La sabiduría tiene un
componente topográfico: es el arte de que las cosas estén en su lugar, en el
sitio apropiado, es decir, que les es propio. Llamadlo como queráis:
equilibrio, estructura, orden… Pero la propia ciencia nos confirma que el
universo es un cosmos, en el sentido
griego: una complejidad organizada. El desafío es aprender a moverse según esa
disposición, saber captarla y acomodar a ella la vida.
Lo que digo podría
sonar a platónico, conservador, trascendentalista. Nada más lejos de mi
intención. No hay trascendencias regentes, no hay deus ex machina, el universo se expande en un vacío que lo precede
y probablemente lo suceda, si no se oculta ya en su espina dorsal. En cualquier
caso, las trascendencias no explicarían nada: el cosmos es suficientemente
desconcertante para que demos razón de él con nuevas perplejidades. Estamos
aquí, encajonados, arrojados —dijo Heidegger— en el ser, y no podemos saber
nada más allá de nuestros límites. Pero los límites ya son una ley, ya obedecen
a una estructura (dinámica, puesto que se caracteriza por el cambio, como
proclamaba Heráclito), que es a la vez andamio y desarrollo de lo que
entendemos como real.
De algún modo,
estamos sintonizados con este universo al que pertenecemos. Como dice Rilke,
“es nuestro mundo”, y estamos hechos para formar parte de él. Platón
vislumbraba una sinergia entre los objetos perecederos y las formas eternas;
tal vez se trate de concebirla entre los hechos y los objetos concretos, por un
lado, y las leyes eternas, por el otro. De ahí la osadía de la ciencia, que, a
través del fenómeno individual, aspira a generalizar postulados válidos para
todos los fenómenos.
Pero la sintonía que
concierne al sabio se queda aún más cerca: en lo que nos conecta con las
personas y las cosas concretas de nuestra vida, esas que experimentamos y que
forman los escenarios de nuestra existencia única, esa vida frágil, a menudo
dolorosa y siempre corta. Lo que nos interesa está aquí, al lado, y por eso la
presencia es lo más urgente, pero una presencia que resulte a la vez lo más
gozosa posible.
Parece haber personas
especialmente hábiles en ese arte de vivir. Yo no soy una de ellas, desde
luego. Si lo fuese, como argumenta Comte-Sponville, no me vería obligado a
pensar: me bastaría con vivir, y dichosos los que pueden hacerlo sin tener que
hacer otra cosa. Hesse habló de ello en una hermosa historia: Narciso, el
intelectual, el dogmático, el institucional; frente a Goldmundo, el vital, el
dotado de una sabiduría natural, que no necesita pensamiento ni palabras sino
desplegarse en la propia vida: este era su preferido. Cuanto más pura la vida,
cuando más pegada al suelo y embebida de sí misma, mucho mejor.
Para los que no
poseemos ese don y pasamos la vida buscando, he aquí una posible clave: ahondar
en la topografía correcta de las cosas, atenernos a lo oportuno, evitar lo que
está fuera de lugar. Sufriremos, sin duda, pero quizá no más allá de lo justo.

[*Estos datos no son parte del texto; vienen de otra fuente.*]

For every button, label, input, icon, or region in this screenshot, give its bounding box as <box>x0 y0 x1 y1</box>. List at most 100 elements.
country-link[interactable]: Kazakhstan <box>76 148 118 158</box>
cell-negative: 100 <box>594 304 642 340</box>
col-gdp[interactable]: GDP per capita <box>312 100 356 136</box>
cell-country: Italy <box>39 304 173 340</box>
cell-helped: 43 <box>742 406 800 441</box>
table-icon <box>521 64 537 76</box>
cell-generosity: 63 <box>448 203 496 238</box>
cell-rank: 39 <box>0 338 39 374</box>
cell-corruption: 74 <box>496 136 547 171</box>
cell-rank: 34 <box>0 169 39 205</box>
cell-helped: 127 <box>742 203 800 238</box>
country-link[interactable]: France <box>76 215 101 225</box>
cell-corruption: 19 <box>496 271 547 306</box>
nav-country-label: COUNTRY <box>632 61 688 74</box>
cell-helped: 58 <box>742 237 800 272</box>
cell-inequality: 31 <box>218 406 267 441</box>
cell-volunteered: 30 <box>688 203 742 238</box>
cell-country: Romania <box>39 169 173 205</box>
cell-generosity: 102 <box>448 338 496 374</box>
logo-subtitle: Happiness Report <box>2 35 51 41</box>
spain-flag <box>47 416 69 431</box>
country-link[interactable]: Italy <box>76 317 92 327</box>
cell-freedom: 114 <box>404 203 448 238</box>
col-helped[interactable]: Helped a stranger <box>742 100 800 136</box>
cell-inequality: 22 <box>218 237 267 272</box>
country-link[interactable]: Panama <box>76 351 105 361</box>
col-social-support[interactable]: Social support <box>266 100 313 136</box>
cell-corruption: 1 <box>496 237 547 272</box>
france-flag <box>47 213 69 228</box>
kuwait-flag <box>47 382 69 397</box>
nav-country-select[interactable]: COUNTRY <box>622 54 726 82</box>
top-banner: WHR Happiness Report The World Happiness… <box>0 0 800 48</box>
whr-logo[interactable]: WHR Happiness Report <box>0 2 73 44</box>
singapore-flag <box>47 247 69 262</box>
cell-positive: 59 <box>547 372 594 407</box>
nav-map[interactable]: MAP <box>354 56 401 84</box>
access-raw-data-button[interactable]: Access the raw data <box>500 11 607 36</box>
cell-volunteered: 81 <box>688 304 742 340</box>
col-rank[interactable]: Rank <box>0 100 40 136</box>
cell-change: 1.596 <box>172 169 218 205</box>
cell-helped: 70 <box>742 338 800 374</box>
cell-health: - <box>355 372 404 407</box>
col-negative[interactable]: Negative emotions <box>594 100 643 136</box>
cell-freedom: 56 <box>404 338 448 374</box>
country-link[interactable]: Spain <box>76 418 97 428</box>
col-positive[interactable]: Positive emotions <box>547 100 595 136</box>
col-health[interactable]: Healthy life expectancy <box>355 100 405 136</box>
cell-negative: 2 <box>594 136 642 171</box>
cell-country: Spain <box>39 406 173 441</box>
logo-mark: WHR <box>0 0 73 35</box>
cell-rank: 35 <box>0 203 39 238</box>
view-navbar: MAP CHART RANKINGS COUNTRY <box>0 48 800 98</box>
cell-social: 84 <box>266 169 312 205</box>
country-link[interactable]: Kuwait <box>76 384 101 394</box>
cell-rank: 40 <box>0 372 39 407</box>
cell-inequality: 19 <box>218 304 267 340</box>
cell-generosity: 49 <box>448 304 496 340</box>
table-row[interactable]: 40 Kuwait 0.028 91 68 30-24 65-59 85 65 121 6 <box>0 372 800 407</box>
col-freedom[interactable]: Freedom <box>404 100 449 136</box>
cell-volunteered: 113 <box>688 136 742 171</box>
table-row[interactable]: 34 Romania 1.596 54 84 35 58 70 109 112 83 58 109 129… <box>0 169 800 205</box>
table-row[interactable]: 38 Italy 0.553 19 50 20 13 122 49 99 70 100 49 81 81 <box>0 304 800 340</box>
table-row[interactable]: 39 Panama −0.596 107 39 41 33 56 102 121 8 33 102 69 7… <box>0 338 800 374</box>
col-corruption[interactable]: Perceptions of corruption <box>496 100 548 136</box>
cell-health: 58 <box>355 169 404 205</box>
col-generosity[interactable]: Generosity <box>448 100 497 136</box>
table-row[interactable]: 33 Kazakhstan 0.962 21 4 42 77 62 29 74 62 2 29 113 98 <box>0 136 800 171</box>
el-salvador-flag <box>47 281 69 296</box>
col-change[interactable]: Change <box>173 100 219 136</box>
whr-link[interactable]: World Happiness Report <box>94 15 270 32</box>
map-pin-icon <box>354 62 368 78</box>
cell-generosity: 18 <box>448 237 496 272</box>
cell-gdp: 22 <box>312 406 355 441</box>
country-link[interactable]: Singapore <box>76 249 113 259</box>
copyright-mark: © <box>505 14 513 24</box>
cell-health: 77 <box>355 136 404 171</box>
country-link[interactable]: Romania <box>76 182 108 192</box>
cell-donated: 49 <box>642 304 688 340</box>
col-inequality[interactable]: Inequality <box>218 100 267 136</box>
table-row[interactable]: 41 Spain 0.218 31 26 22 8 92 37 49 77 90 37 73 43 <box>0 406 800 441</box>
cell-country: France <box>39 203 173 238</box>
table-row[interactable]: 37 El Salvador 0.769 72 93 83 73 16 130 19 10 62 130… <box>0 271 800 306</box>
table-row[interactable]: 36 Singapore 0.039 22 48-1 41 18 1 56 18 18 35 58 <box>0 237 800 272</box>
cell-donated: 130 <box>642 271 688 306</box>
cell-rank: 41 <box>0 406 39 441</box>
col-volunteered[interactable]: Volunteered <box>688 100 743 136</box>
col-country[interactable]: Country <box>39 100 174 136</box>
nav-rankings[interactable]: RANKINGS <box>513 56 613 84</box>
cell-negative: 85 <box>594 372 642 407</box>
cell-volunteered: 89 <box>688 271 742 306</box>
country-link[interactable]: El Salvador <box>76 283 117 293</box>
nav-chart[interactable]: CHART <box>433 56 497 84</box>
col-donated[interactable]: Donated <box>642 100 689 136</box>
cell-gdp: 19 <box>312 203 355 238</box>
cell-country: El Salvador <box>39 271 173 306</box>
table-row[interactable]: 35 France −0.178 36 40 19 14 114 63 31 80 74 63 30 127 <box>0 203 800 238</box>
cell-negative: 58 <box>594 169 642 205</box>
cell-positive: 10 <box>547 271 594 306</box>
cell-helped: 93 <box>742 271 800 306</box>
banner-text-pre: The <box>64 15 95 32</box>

No se trata de conformismo, sino de consciencia. Para que la creatividad sea
fecunda, debe conocer bien los materiales con los que trabaja y lo que pueden
ofrecerle. El arte de vivir tal vez resida en eso: en acercarse lo bastante a la
piedra para, igual que Miguel Ángel, concebir la escultura que pide salir de
ella.
No se me escapa que
la idea de “estar las cosas en su sitio” es peligrosa. ¿Quién decide cuál es
“el sitio”? En las relaciones humanas, definir sitios es una función del poder.
El más poderoso —el más fuerte, el más rico, el más culto, el más astuto, el
más agresivo— acapara los lugares privilegiados. La cultura —generalmente
urdida para reafirmar las relaciones de poder establecidas—, echando mano de la
educación, nos alecciona acerca de cuál es nuestro “sitio”, y sobre todo nos
enseña a aceptarlo. Rebelarse es cuestionar esas estructuras establecidas, es
aspirar al trastocamiento de un orden que decidimos no permitir que se nos
imponga.
La noción de cuál es el sitio adecuado, el juicio de
cuándo las cosas están bien colocadas y cuándo están fuera de lugar, no tiene
una referencia natural: solo puede ir definiéndose a través del criterio propio y, entre las personas, mediante la negociación o el conflicto. En definitiva,
es un poso que va dejando la experiencia, con sus lecciones de placer y dolor.
La topografía acertada se esculpe con tacto. Cada cual con el suyo. Y nunca está
acabada, como tampoco lo está el mundo que intenta cartografiar, ni el propio
observador que bosqueja los mapas. El mapa se traza mientras se recorre el territorio:
se hace camino al andar. Topografía que fluye: buen viaje.